Novak is talking again, probably giving an overview of what they’ll be covering, but auditory processing is something Kevin isn’t capable of at the moment. His gaze is tethered to Novak’s hands and the way his mouth shapes words. It’s all so normal, nothing worth fixating on, and for some reason, that’s terrifying

Playing on stuttered loop in Kevin’s head are entirely different scenes. Those hands wrapped in a tight grip around an ankle. Those fingers skittering wickedly along a bared torso. That mouth stretched wide in helpless laughter. That body taut and arching, with far fewer clothes–

A loud slap startles Kevin bolt upright. The student sitting in front of him bends low to pick up the notebook that fell to the floor. Novak’s attention has been drawn to the sound, and this time Kevin purposely stops breathing. If you don’t move, he can’t see you.

The professor’s – Cas’ – eyes flicker up to him briefly before sweeping away as he resumes his intro.
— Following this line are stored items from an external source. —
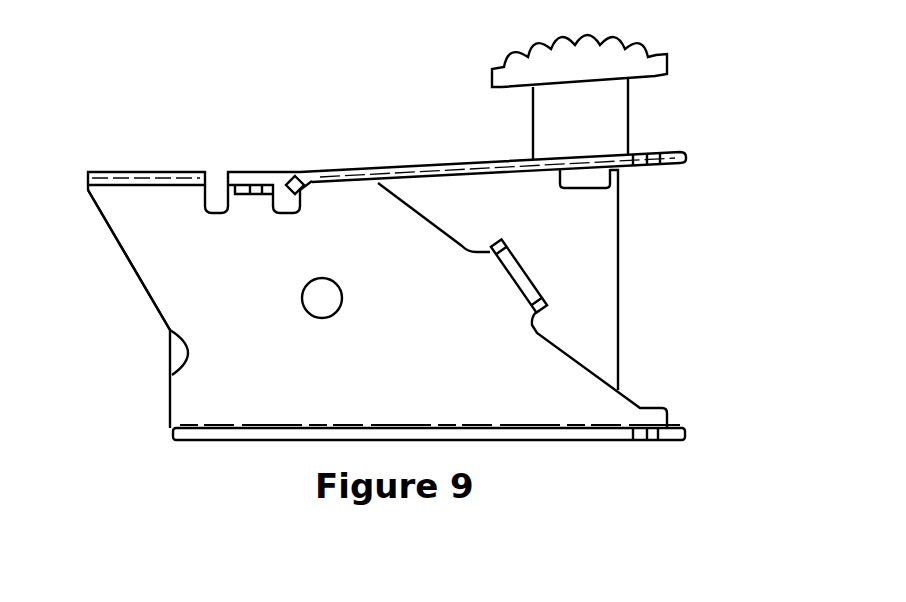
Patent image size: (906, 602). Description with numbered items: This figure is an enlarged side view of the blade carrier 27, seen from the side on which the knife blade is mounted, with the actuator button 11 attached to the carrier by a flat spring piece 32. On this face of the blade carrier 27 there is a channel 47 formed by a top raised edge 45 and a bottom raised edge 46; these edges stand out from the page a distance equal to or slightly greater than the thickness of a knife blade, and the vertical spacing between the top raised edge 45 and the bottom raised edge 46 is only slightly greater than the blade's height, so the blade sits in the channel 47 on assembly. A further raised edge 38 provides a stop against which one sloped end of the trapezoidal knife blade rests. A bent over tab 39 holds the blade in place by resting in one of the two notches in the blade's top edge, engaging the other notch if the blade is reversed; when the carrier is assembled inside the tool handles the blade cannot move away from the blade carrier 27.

The actuator button 11 is at (501, 51).
The blade carrier 27 is at (440, 363).
The flat spring piece 32 is at (461, 155).
The raised edge 38 is at (533, 262).
The bent over tab 39 is at (288, 170).
The top raised edge 45 is at (155, 160).
The bottom raised edge 46 is at (199, 418).
The channel 47 is at (158, 270).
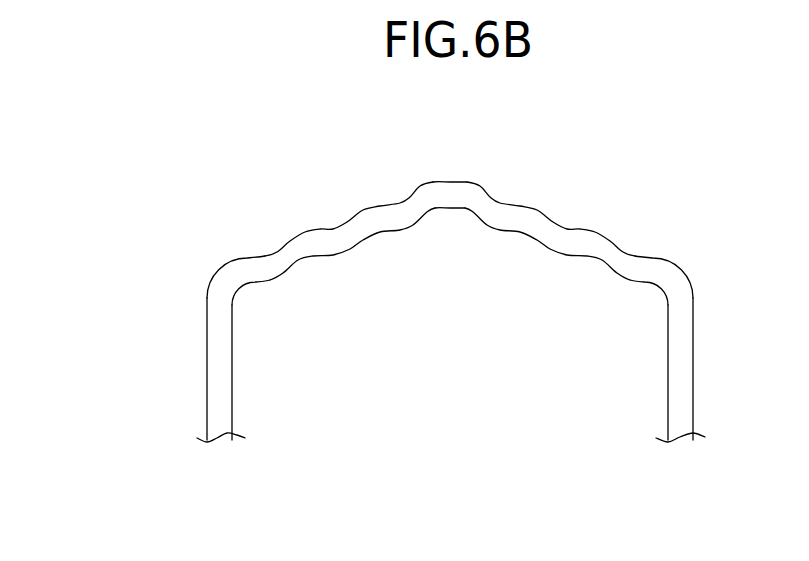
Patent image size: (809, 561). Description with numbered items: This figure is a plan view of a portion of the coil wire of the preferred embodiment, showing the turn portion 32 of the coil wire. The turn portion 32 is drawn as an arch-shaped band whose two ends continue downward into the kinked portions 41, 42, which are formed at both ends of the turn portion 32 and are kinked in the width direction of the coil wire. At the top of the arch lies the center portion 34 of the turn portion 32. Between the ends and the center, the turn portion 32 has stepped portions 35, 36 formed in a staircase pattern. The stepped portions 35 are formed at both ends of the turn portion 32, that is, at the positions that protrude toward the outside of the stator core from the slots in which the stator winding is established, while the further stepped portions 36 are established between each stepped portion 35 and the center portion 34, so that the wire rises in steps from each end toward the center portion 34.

The turn portion 32 is at (457, 267).
The center portion 34 is at (477, 183).
The stepped portion 35 is at (248, 267).
The stepped portion 36 is at (383, 213).
The kinked portion 41 is at (188, 322).
The kinked portion 42 is at (720, 323).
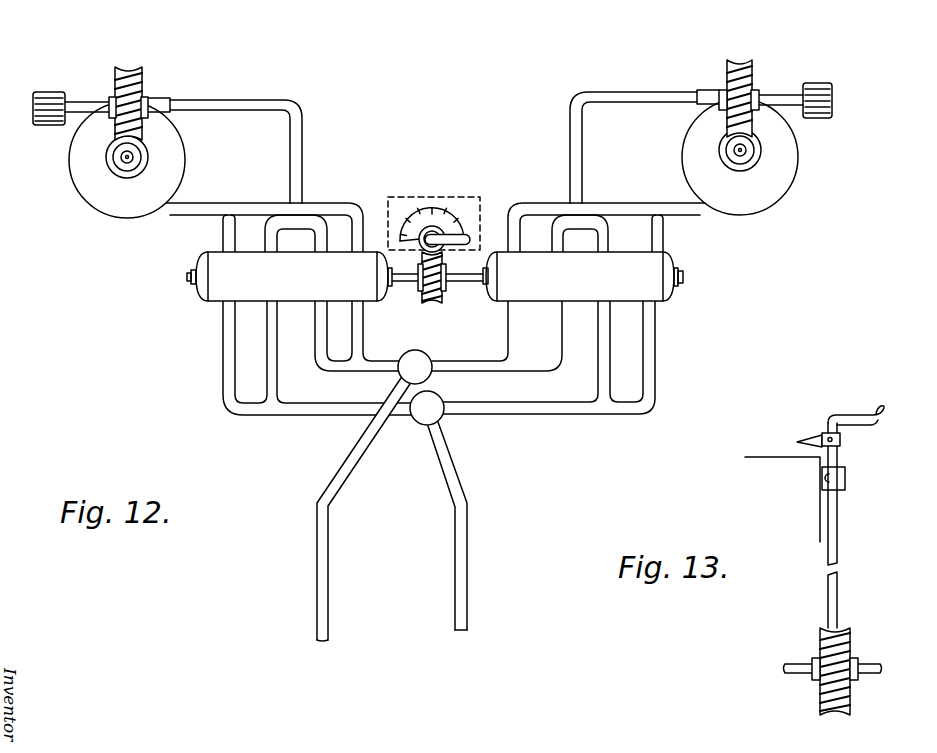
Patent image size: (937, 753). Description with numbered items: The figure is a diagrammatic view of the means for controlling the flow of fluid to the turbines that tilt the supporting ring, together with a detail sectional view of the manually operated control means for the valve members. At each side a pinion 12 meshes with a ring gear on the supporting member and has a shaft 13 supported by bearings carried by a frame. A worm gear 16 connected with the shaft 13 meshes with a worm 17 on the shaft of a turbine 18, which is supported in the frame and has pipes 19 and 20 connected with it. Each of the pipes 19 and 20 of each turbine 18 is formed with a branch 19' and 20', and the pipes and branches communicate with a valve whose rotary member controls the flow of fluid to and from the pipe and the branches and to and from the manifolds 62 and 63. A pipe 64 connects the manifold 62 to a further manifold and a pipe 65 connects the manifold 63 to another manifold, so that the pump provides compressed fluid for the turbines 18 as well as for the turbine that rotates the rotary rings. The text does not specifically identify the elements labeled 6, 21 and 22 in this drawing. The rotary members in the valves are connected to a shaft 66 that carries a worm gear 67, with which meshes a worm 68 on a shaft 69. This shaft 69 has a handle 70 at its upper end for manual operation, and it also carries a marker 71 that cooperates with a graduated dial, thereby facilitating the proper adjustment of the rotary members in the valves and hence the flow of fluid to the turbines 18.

In FIG. 12, the cylinder 6 is at (655, 288).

Kevin feels like he escaped the notice of the Jurassic Park velociraptors in the kitchen.

The ninety minutes of class simultaneously takes three eternities and is over in a blink. Maybe because Kevin only actually blinked once; he can’t be sure. He has no idea what was talked about or if there are any reading assignments for the next class.

The next class. Jesus Christ. Kevin has to put himself through this twice a week for the entire semester. Maybe he should drop the class. No, no, he can’t drop this class, not without good reason. And it would be hopeless trying to pay attention to whatever he filled the timeslot with. Because Cas, of Cas, Dean & Sam tickling video fucking nirvana, is real and a goddamn professor at Kevin’s school. Shit, that has to mean he lives nearby. Shit, that means Dean and Sam live nearby. Shitshitshit

How the hell is he going to survive this semester?